Cities matter to the national economy because they provide benefits to businesses and workers that they can only access in urban areas. In the UK, the most successful urban economies are those that have been able to provide the competitive advantages that highly knowledge-based firms require. These include large numbers of skilled workers with the ability to create and share lots of knowledge face-to-face.

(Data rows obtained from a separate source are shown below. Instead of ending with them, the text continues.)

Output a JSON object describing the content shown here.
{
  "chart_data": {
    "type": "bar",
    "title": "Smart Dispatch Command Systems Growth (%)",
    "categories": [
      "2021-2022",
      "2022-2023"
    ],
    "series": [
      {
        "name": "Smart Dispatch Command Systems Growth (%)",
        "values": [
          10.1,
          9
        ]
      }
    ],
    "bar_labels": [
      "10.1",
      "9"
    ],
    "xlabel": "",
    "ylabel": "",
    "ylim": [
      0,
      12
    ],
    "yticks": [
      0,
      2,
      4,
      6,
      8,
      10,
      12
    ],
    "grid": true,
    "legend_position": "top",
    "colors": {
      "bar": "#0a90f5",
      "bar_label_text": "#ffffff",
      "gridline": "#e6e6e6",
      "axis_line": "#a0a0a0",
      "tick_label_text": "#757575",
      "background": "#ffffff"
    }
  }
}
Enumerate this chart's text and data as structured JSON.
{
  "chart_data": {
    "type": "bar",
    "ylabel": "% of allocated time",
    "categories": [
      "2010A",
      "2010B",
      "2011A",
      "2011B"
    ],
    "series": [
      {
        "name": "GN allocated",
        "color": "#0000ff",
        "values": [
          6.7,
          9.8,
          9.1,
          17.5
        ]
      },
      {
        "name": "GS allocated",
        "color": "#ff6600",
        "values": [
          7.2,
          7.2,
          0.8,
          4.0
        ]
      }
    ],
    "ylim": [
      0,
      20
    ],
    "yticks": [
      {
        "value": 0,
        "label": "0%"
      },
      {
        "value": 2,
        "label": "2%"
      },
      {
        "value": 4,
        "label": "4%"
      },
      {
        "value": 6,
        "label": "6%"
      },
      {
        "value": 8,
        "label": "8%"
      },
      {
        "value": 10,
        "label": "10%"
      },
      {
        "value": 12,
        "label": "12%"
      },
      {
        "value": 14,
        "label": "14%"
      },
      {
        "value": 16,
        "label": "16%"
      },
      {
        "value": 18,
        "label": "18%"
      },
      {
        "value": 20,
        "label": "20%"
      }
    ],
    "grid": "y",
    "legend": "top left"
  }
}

Economic complexity is an analytical approach that attempts to measure how developed an economy is, based on the amount of accumulated knowledge a place has. Economic complexity has been widely used to compare countries, but to date has been less commonly applied at the subnational level, especially in the UK. Using this approach for cities and large towns for the first time with historical data, this briefing shows:

  • Present and past economic complexity of British cities and large towns is highly associated with current productivity levels. Successful cities and large towns today – mostly located in the Greater South East – had higher levels of complexity in 1981.
  • The largest cities outside the Greater South East are much more complex today than they were in 1981. For example, Manchester was the 52nd most complex local economy in Britain in 1981 – today it is 18th. Likewise, Glasgow was the 38th most complex city, and today it is 7th.
  • However, despite their greater complexity, the large cities outside the Greater South East still underperform in terms of productivity. Although they are more productive than their smaller neighbours, they are still less productive than smaller cities in the Greater South East. In addition, and despite these recent gains, the largest British cities still lag their French and German counterparts.

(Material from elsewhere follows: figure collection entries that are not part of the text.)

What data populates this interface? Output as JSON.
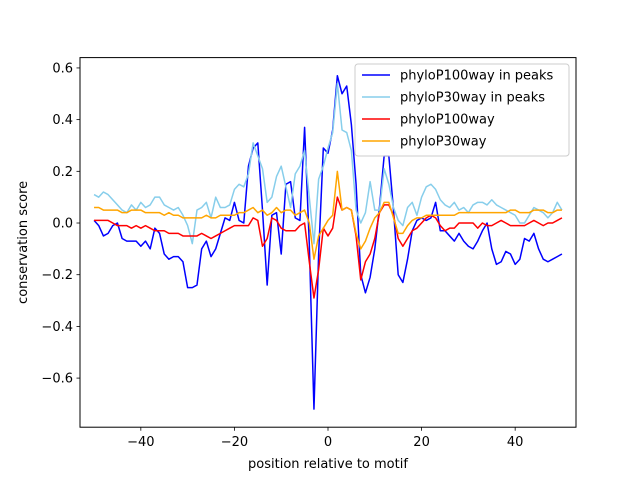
{
  "chart_data": {
    "type": "line",
    "xlabel": "position relative to motif",
    "ylabel": "conservation score",
    "xlim": [
      -53,
      53
    ],
    "ylim": [
      -0.79,
      0.64
    ],
    "xticks": [
      -40,
      -20,
      0,
      20,
      40
    ],
    "yticks": [
      -0.6,
      -0.4,
      -0.2,
      0.0,
      0.2,
      0.4,
      0.6
    ],
    "grid": false,
    "legend_position": "top-right",
    "x_start": -50,
    "series": [
      {
        "name": "phyloP100way in peaks",
        "color": "#0000ff",
        "values": [
          0.01,
          -0.01,
          -0.05,
          -0.04,
          -0.01,
          0.0,
          -0.06,
          -0.07,
          -0.07,
          -0.07,
          -0.09,
          -0.07,
          -0.1,
          -0.02,
          -0.04,
          -0.12,
          -0.14,
          -0.13,
          -0.13,
          -0.15,
          -0.25,
          -0.25,
          -0.24,
          -0.1,
          -0.07,
          -0.13,
          -0.1,
          -0.04,
          0.02,
          0.01,
          0.08,
          0.01,
          0.0,
          0.22,
          0.29,
          0.31,
          0.05,
          -0.24,
          0.03,
          0.04,
          -0.12,
          0.15,
          0.16,
          0.02,
          0.01,
          0.37,
          -0.08,
          -0.72,
          -0.12,
          0.29,
          0.27,
          0.36,
          0.57,
          0.5,
          0.53,
          0.38,
          0.15,
          -0.2,
          -0.27,
          -0.21,
          -0.1,
          0.06,
          0.26,
          0.26,
          0.05,
          -0.2,
          -0.23,
          -0.14,
          -0.03,
          0.01,
          0.02,
          0.01,
          0.02,
          0.08,
          -0.03,
          -0.03,
          -0.05,
          -0.07,
          -0.04,
          -0.07,
          -0.09,
          -0.1,
          -0.07,
          -0.03,
          0.0,
          -0.1,
          -0.16,
          -0.15,
          -0.11,
          -0.12,
          -0.16,
          -0.14,
          -0.06,
          -0.07,
          -0.04,
          -0.1,
          -0.14,
          -0.15,
          -0.14,
          -0.13,
          -0.12
        ]
      },
      {
        "name": "phyloP30way in peaks",
        "color": "#87ceeb",
        "values": [
          0.11,
          0.1,
          0.12,
          0.11,
          0.09,
          0.07,
          0.05,
          0.04,
          0.07,
          0.05,
          0.08,
          0.06,
          0.07,
          0.1,
          0.1,
          0.07,
          0.06,
          0.05,
          0.06,
          0.03,
          -0.01,
          -0.08,
          0.05,
          0.06,
          0.08,
          0.02,
          0.1,
          0.06,
          0.06,
          0.07,
          0.13,
          0.15,
          0.14,
          0.19,
          0.31,
          0.26,
          0.21,
          0.08,
          0.1,
          0.18,
          0.22,
          0.14,
          0.06,
          0.19,
          0.22,
          0.28,
          0.1,
          -0.08,
          0.17,
          0.22,
          0.29,
          0.35,
          0.54,
          0.36,
          0.35,
          0.28,
          0.05,
          0.0,
          0.04,
          0.16,
          0.05,
          0.05,
          0.21,
          0.15,
          0.06,
          0.01,
          -0.01,
          0.06,
          0.08,
          0.03,
          0.1,
          0.14,
          0.15,
          0.13,
          0.09,
          0.07,
          0.06,
          0.08,
          0.05,
          0.06,
          0.04,
          0.07,
          0.08,
          0.08,
          0.07,
          0.09,
          0.07,
          0.06,
          0.05,
          0.04,
          0.03,
          0.0,
          0.0,
          0.03,
          0.06,
          0.05,
          0.04,
          0.02,
          0.04,
          0.08,
          0.05
        ]
      },
      {
        "name": "phyloP100way",
        "color": "#ff0000",
        "values": [
          0.01,
          0.01,
          0.01,
          0.01,
          0.0,
          -0.01,
          -0.01,
          -0.01,
          -0.02,
          -0.01,
          -0.02,
          -0.01,
          -0.02,
          -0.03,
          -0.03,
          -0.03,
          -0.04,
          -0.04,
          -0.04,
          -0.05,
          -0.05,
          -0.05,
          -0.05,
          -0.04,
          -0.05,
          -0.06,
          -0.05,
          -0.04,
          -0.03,
          -0.02,
          -0.01,
          -0.01,
          -0.01,
          -0.01,
          0.02,
          0.01,
          -0.09,
          -0.06,
          0.02,
          0.01,
          -0.02,
          -0.03,
          -0.03,
          -0.03,
          -0.01,
          0.0,
          -0.15,
          -0.29,
          -0.18,
          -0.02,
          -0.05,
          -0.02,
          0.1,
          0.05,
          0.06,
          0.05,
          -0.05,
          -0.22,
          -0.15,
          -0.12,
          -0.06,
          0.04,
          0.07,
          0.07,
          0.03,
          -0.06,
          -0.09,
          -0.06,
          -0.03,
          -0.02,
          -0.0,
          0.02,
          0.03,
          0.02,
          -0.01,
          -0.03,
          -0.02,
          -0.02,
          0.0,
          0.0,
          0.0,
          0.0,
          -0.02,
          0.0,
          -0.01,
          -0.01,
          0.0,
          0.01,
          0.0,
          -0.01,
          -0.01,
          -0.01,
          -0.01,
          0.0,
          0.01,
          0.0,
          -0.01,
          0.0,
          0.0,
          0.01,
          0.02
        ]
      },
      {
        "name": "phyloP30way",
        "color": "#ffa500",
        "values": [
          0.06,
          0.06,
          0.05,
          0.05,
          0.05,
          0.05,
          0.04,
          0.04,
          0.05,
          0.05,
          0.05,
          0.04,
          0.04,
          0.04,
          0.04,
          0.03,
          0.04,
          0.03,
          0.03,
          0.02,
          0.02,
          0.02,
          0.02,
          0.02,
          0.03,
          0.02,
          0.02,
          0.03,
          0.03,
          0.03,
          0.03,
          0.04,
          0.04,
          0.05,
          0.06,
          0.04,
          0.05,
          0.03,
          0.04,
          0.06,
          0.04,
          0.05,
          0.05,
          0.03,
          0.04,
          0.05,
          0.0,
          -0.14,
          -0.05,
          -0.02,
          0.01,
          0.03,
          0.2,
          0.05,
          0.06,
          0.05,
          -0.04,
          -0.1,
          -0.07,
          -0.02,
          0.02,
          0.04,
          0.08,
          0.08,
          0.02,
          -0.04,
          -0.04,
          -0.01,
          0.01,
          0.02,
          0.02,
          0.03,
          0.03,
          0.03,
          0.03,
          0.03,
          0.03,
          0.03,
          0.04,
          0.04,
          0.04,
          0.04,
          0.04,
          0.04,
          0.04,
          0.04,
          0.04,
          0.04,
          0.04,
          0.05,
          0.05,
          0.04,
          0.04,
          0.04,
          0.05,
          0.05,
          0.05,
          0.04,
          0.04,
          0.05,
          0.05
        ]
      }
    ]
  }
}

This matters not just for their local economies, but the national economy too, as the continued underperformance of Britain’s large cities creates a cost to the national economy that is estimated to be at least £48 billion per year. Closing this gap is essential if the Government is to meet its ambition of having an internationally competitive city in every region.

The key messages for policymakers from this analysis are:

  • Levelling up the economy must focus on the geography of knowledge. For levelling up to truly occur, the geography of knowledge in Britain must change. Over the past four decades this has already begun to shift, as the renaissance of large cities outside of the capital has been driven by them becoming places of knowledge creation and diffusion, and this progress must not be squandered.
  • Big cities are the most promising places for levelling up. As complex jobs have shown a preference to locate in these cities, policies to further improve their economies would go with the grain of changing trends in the British and global economy. The evidence shows that the Government’s goal of an internationally competitive city in every region is achievable because the geography of knowledge in Britain has already changed to make it possible.
  • This research also offers a note of caution for those who urge local areas to ‘build on their strengths’. The cities and large towns which saw their relative economic complexity decline over the past four decades were those which had ‘doubled down’ on a single or few sectors which were complex in the 1980s, and did not broaden their export base beyond these activities, such as Aberdeen with oil. The most complex local economies are those which are strong across a large number of high-value, knowledge-intensive industries.

In many struggling places, it is not what a place has, but rather what a place does not have that should be of concern. Many places in the North and Midlands will not see a turnaround in their economies if they continue to focus on what they already have, particularly in lower-skilled parts of manufacturing and services. They need to focus on addressing the barriers that stop more complex activities from investing in their areas.